カレーナの今後と工房の今後
ドワーフ国への帰路、二日目の夕方に差し掛かっていた。
往路と同じ野営地に到着し,ガーダとカレーナの訓練を眺め、道中に聞いたカレーナの話を思い出していた。
「大金を手に入れたから働かなくとも生活できるね」
俺はカレーナの今後を考えていた。大金を手にしたのだ。自分のやりたいこともあるだろう。このまま店の従業員を続けることに抵抗もあるのではないかと思った。
「そうですね、お金は故郷の村の為に使いたいですね。
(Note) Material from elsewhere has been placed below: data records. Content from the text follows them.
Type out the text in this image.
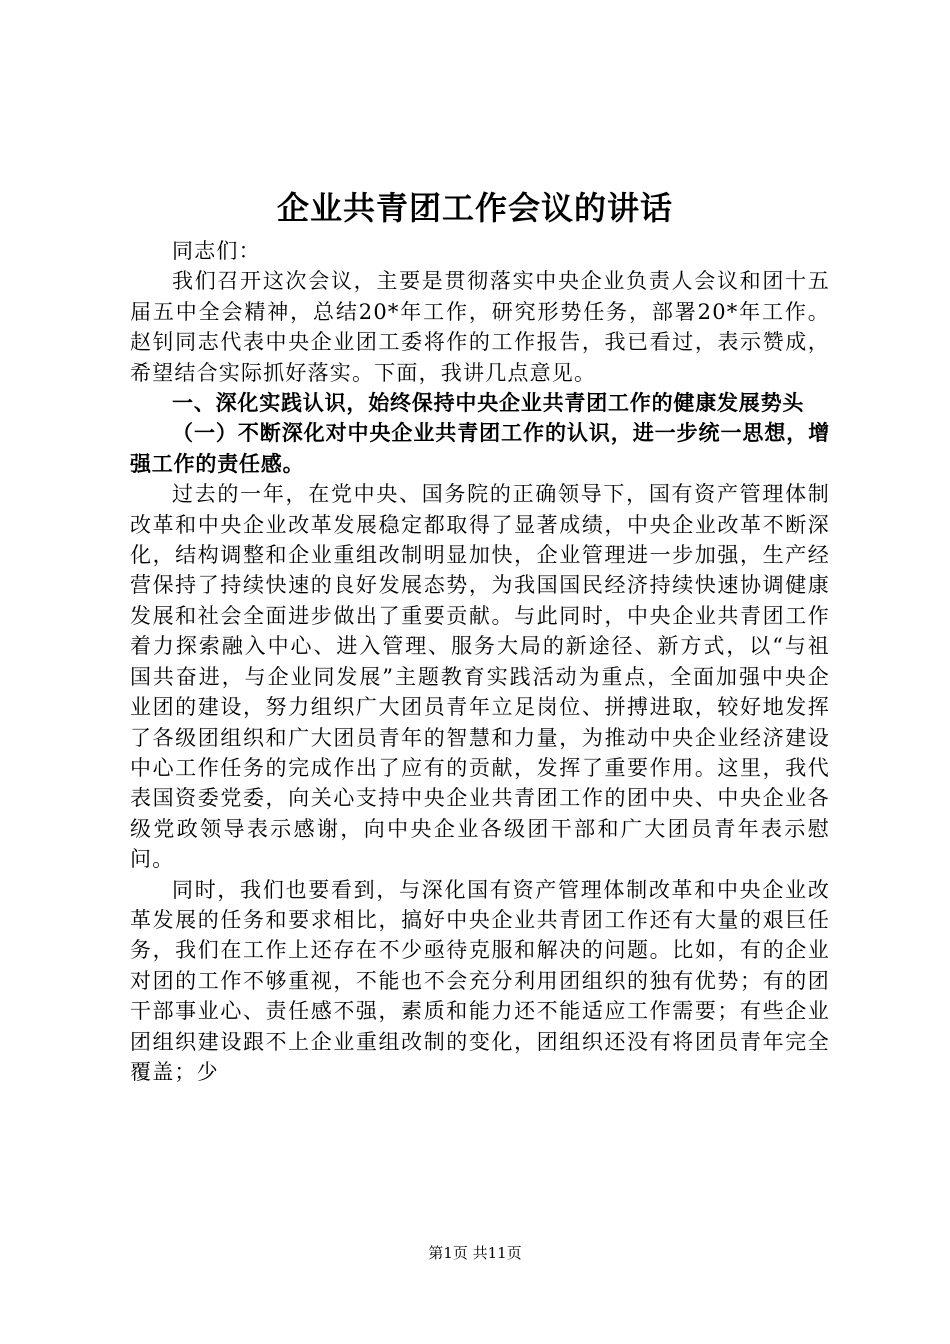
企业共青团工作会议的讲话

同志们：

我们召开这次会议，主要是贯彻落实中央企业负责人会议和团十五届五中全会精神，总结20*年工作，研究形势任务，部署20*年工作。赵钊同志代表中央企业团工委将作的工作报告，我已看过，表示赞成，希望结合实际抓好落实。下面，我讲几点意见。

一、深化实践认识，始终保持中央企业共青团工作的健康发展势头

（一）不断深化对中央企业共青团工作的认识，进一步统一思想，增强工作的责任感。

过去的一年，在党中央、国务院的正确领导下，国有资产管理体制改革和中央企业改革发展稳定都取得了显著成绩，中央企业改革不断深化，结构调整和企业重组改制明显加快，企业管理进一步加强，生产经营保持了持续快速的良好发展态势，为我国国民经济持续快速协调健康发展和社会全面进步做出了重要贡献。与此同时，中央企业共青团工作着力探索融入中心、进入管理、服务大局的新途径、新方式，以“与祖国共奋进，与企业同发展”主题教育实践活动为重点，全面加强中央企业团的建设，努力组织广大团员青年立足岗位、拼搏进取，较好地发挥了各级团组织和广大团员青年的智慧和力量，为推动中央企业经济建设中心工作任务的完成作出了应有的贡献，发挥了重要作用。这里，我代表国资委党委，向关心支持中央企业共青团工作的团中央、中央企业各级党政领导表示感谢，向中央企业各级团干部和广大团员青年表示慰问。

同时，我们也要看到，与深化国有资产管理体制改革和中央企业改革发展的任务和要求相比，搞好中央企业共青团工作还有大量的艰巨任务，我们在工作上还存在不少亟待克服和解决的问题。比如，有的企业对团的工作不够重视，不能也不会充分利用团组织的独有优势；有的团干部事业心、责任感不强，素质和能力还不能适应工作需要；有些企业团组织建设跟不上企业重组改制的变化，团组织还没有将团员青年完全覆盖；少

第1页 共11页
兎人族の村には壁が無いので、常に魔物の襲撃に怯えています。このお金で外壁を造れれば、それに使いたいです」
詳しく聞けば、廻りは木の杭を刺した簡易な柵しかなく、畑や村人が魔物に襲われているようだ。それを解決したい、素晴らしい。
「それなら俺が大きいレンガを作って、外壁を造ろうか?代金は不要だしね」
「いえ、代金はお支払いします。余ったお金で畑の拡張もしたいですね」
代金はともかく、外壁と木々の伐採なら、カレーナとガーダ、俺達二人と一匹で作業すれば、時間も掛からずにできるな。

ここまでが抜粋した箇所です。